I am trying to classify a small dataset (around 500 records) into two classes. I used various methods like SVM, Naive Bayes and k-nn classifier. Now, I would like to set the results from one of the classifiers are my baseline and perform a statistical hypothesis testing. I am not much familiar with this field of statistical testing, and I wonder how to proceed on this.

I have been thinking of setting the SVM classifier as my baseline, but I am not sure how to perform a t-test (or similar) on the data. The input dataset has 10 attributes. Should I use the classification results from two classifiers and do a paired t-test on them? For example, I could take the result from Naive Bayes and perform the paired t-test with the SVM results (which is the baseline). Is this the right approach?
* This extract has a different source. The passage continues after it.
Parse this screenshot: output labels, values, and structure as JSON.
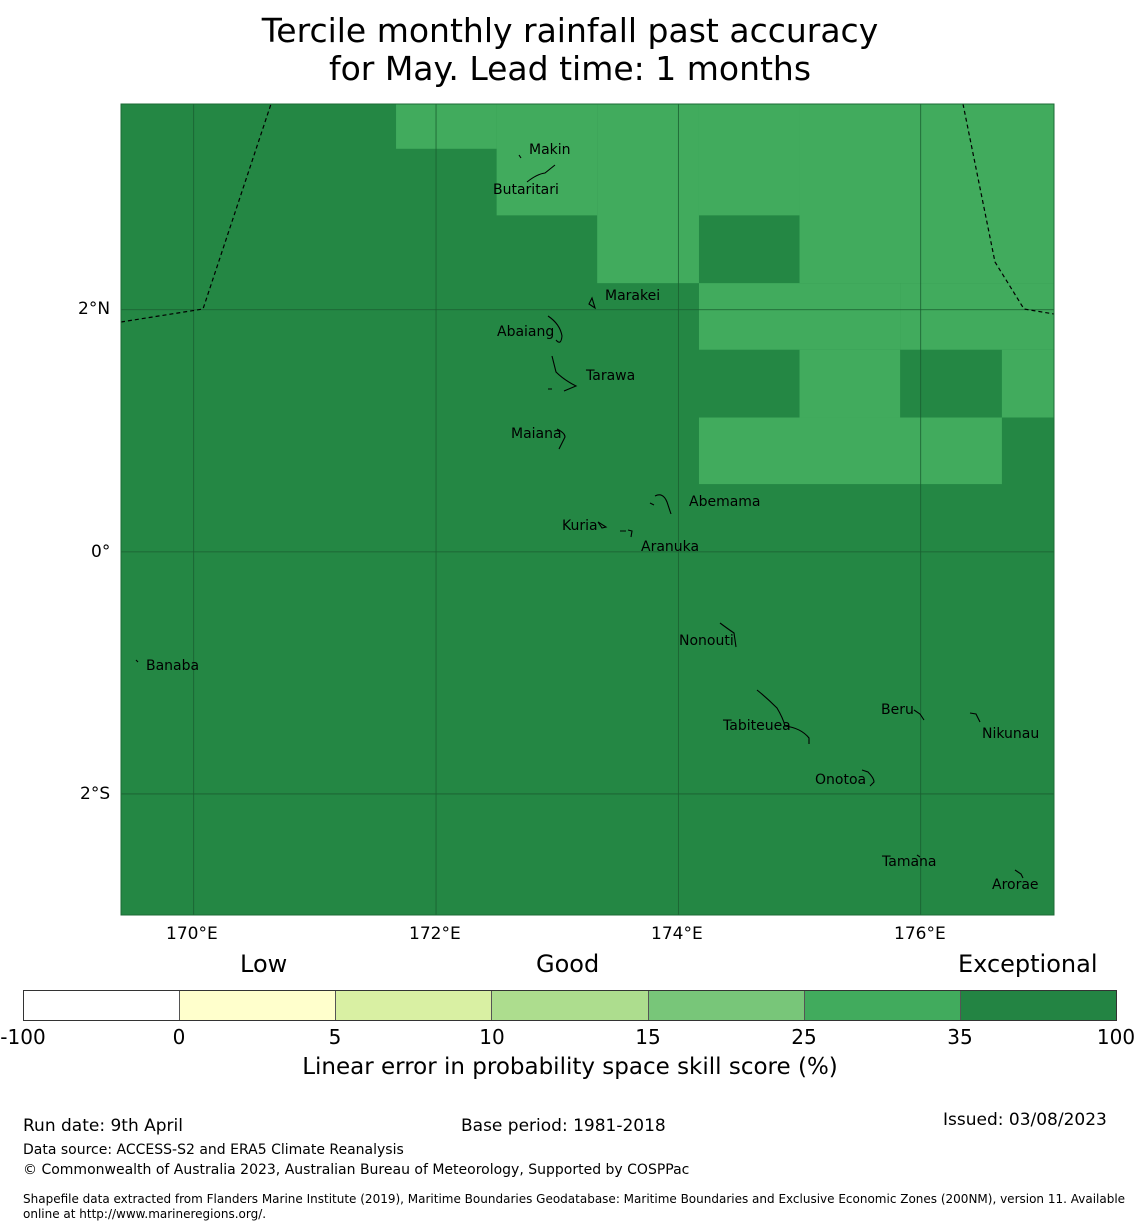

Also, I am confused with the explanation for null and alternate hypothesis. Could someone be willing to give an idea about how to fix the null and alternate hypothesis.

Best Answer

In general layman's terms (and not just for this problem),

  • Null Hypothesis $H_0$: no change or difference (i.e. the classifiers have the same performance, however you define it)
  • Alternative Hypothesis: there is some sort of difference in performance

For your classifier performance comparison problem, I recommend reading Chapter 6 of Japkowicz & Shah, which goes into detail on how to use significance testing to assess the performance of different classifiers. (Other chapters give more background on classifier comparison - sounds like they might interest you too.)

In your case,

  1. to compare 2 classifiers (on a single domain) you may use a matched-pairs t-test where $t=\frac{\bar{d}}{\bar{\sigma}_d / \sqrt{n}}$, where $\bar{d} = \bar{\text{pm}}(f_1) - \bar{\text{pm}}(f_2)$ is the difference of the means of your performance measures (whatever you choose to use) based on applying the two classifiers $f_1$ and $f_2$, $n$ is the number of trials and $\bar{\sigma}_d$ is the sample standard deviation of the mean difference
  2. to compare multiple classifiers (on a single domain) you may use one-way ANOVA (i.e. an F-test) to check whether there is any difference among multiple means (though it cannot tell which are actually different) and then follow up with post-hoc tests, such as Tukey's Honest Significant Difference test to identify which pairs of classifiers exhibit significant differences.

The book goes into far more detail, so I do recommend reading that chapter.

And in terms of baselines, the tests I've mentioned don't distinguish between a baseline and a non-baseline. This is a good thing, as it gives you flexibility to decide which comparisons you should give more importance to in your analysis. The number of tests you actually do determines whether you should rely on 1. or 2. above.